Dante hanya tak ingin amarah membuatnya buta. Walau kecewa dan masih sedikit tidak percaya dengan pengakuan Natalia, Dante takut akan menyakiti wanita itu jika berada di dekatnya lebih lama lagi. Sangat sulit baginya untuk mengontrol emosinya sendiri. Terkadang ia masih suka kelepasan. Dan Dante jelas tak ingin hal itu terjadi pada Natalia.
Masih dengan penampilannya yang kelihatan acak-acakan, Dante kini duduk di tepi kolam renang. Ia masih membiarkan kemejanya yang beberapa kancing di bawahnya belum terlepas tetap melekat di tubuhnya. Kedua kakinya pun masuk ke dalam air. Sedangkan pandangannya mengarah pada langit malam yang hanya menampilkan beberapa bintang saja.
Dante masih kalut. Masih terkejut dengan hal yang tak pernah diduganya. Ia masih ingat betul bagaimana Emily dan Ellen membuatnya menderita selama beberapa tahun. Kebencian dalam dirinya mungkin sudah tak lagi sebanyak dulu. Apalagi setelah ia memutuskan untuk memaafkan Jacob dan berdamai dengan masa lalunya. Tetapi tetap saja Dante masih belum bisa melupakan kejadian itu.

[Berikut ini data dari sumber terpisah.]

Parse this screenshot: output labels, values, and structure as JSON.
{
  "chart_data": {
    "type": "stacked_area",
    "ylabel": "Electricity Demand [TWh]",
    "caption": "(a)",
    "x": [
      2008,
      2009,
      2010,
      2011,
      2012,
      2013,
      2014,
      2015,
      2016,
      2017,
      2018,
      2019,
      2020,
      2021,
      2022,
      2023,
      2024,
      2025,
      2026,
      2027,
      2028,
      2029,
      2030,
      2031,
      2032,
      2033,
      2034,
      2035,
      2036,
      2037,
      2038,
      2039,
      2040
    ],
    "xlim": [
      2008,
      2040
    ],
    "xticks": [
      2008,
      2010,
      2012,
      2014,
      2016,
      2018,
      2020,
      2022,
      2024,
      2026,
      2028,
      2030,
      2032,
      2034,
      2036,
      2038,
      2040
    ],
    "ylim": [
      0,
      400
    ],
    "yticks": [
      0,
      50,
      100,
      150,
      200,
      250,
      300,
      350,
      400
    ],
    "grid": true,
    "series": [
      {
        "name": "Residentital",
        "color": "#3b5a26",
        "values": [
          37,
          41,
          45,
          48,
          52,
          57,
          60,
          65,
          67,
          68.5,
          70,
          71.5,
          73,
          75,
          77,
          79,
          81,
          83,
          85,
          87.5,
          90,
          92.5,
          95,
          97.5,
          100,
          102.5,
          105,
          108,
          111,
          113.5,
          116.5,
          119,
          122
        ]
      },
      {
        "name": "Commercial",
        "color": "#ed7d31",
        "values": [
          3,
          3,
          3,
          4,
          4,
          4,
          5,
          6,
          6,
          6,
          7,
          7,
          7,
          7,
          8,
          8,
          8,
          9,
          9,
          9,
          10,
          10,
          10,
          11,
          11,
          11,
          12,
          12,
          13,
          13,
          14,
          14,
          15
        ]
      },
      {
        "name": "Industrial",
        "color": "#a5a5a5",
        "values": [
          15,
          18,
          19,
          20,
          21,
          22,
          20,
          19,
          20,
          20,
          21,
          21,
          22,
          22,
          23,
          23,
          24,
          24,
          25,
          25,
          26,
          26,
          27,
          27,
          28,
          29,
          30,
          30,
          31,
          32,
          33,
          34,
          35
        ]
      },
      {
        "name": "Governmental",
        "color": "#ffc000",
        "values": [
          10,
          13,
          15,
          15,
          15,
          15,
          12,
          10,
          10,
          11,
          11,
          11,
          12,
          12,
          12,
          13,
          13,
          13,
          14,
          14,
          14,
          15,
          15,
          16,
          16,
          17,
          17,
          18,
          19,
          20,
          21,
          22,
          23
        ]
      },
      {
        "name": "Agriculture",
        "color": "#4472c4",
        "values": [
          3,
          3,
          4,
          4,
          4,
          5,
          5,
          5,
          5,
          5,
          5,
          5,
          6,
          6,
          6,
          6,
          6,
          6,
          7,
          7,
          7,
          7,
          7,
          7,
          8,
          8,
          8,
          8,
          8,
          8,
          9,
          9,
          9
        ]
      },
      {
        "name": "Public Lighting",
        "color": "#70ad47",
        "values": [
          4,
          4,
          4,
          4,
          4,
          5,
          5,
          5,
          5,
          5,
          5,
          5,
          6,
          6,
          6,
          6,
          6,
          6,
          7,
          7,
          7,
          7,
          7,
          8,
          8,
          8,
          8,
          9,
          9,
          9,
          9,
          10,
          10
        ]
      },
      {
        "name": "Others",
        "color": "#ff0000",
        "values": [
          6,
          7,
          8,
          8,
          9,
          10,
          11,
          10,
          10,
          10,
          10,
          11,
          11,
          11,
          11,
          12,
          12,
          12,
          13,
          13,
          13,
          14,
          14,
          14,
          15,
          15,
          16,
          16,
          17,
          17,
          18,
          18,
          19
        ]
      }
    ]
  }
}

Jika memang Natalia adalah Emily saat dewasa, maka Dante benar-benar merasa tertipu. Ia sungguh tak bisa melihat Emily dalam wajah Natalia. Keduanya seperti dua orang yang berbeda. Dan sampai detik ini ia masih berharap jika Natalia berbohong.
Namun, benaknya langsung menolak, memaksa dirinya untuk percaya bahwa Natalia adalah Emily setelah ia menghubungi Jacob beberapa saat yang lalu. Pengakuan Jacob pun serupa dengan milik Natalia. Dante semakin merasa bahwa dirinya selama ini telah tertipu.
Kemarahan Dante pun sampai pada Jacob. Ia bahkan memaki-maki ayahnya sendiri dari seberang telepon. Lalu, saat dirinya tak lagi bisa mengontrol emosinya, ia melempar begitu saja ponselnya ke dinding, membiarkan benda itu hancur berkeping-keping tanpa berniat untuk memungutnya sama sekali.
Andai saja bisa, Dante ingin memutar waktu dan tak akan pernah membiarkan Natalia mengaku siapa dirinya di masa lalu. Ia sudah bahagia saat ini, tetapi semuanya rusak tak bersisa. Di satu sisi Dante sangat mencintai Natalia. Sementara di sisi lainnya Dante juga masih membenci Emily.
Lalu, ia harus berbuat apa? Dante bahkan bingung keputusan seperti apa yang harus diambilnya setelah ini.
Mengembuskan napas panjang, Dante memalingkan wajahnya dari langit malam. Ia menjulurkan tangannya ke samping untuk mengambil sebotol alkohol yang sengaja ia bawa ke sini. Lantas, menenggaknya langsung dari botolnya.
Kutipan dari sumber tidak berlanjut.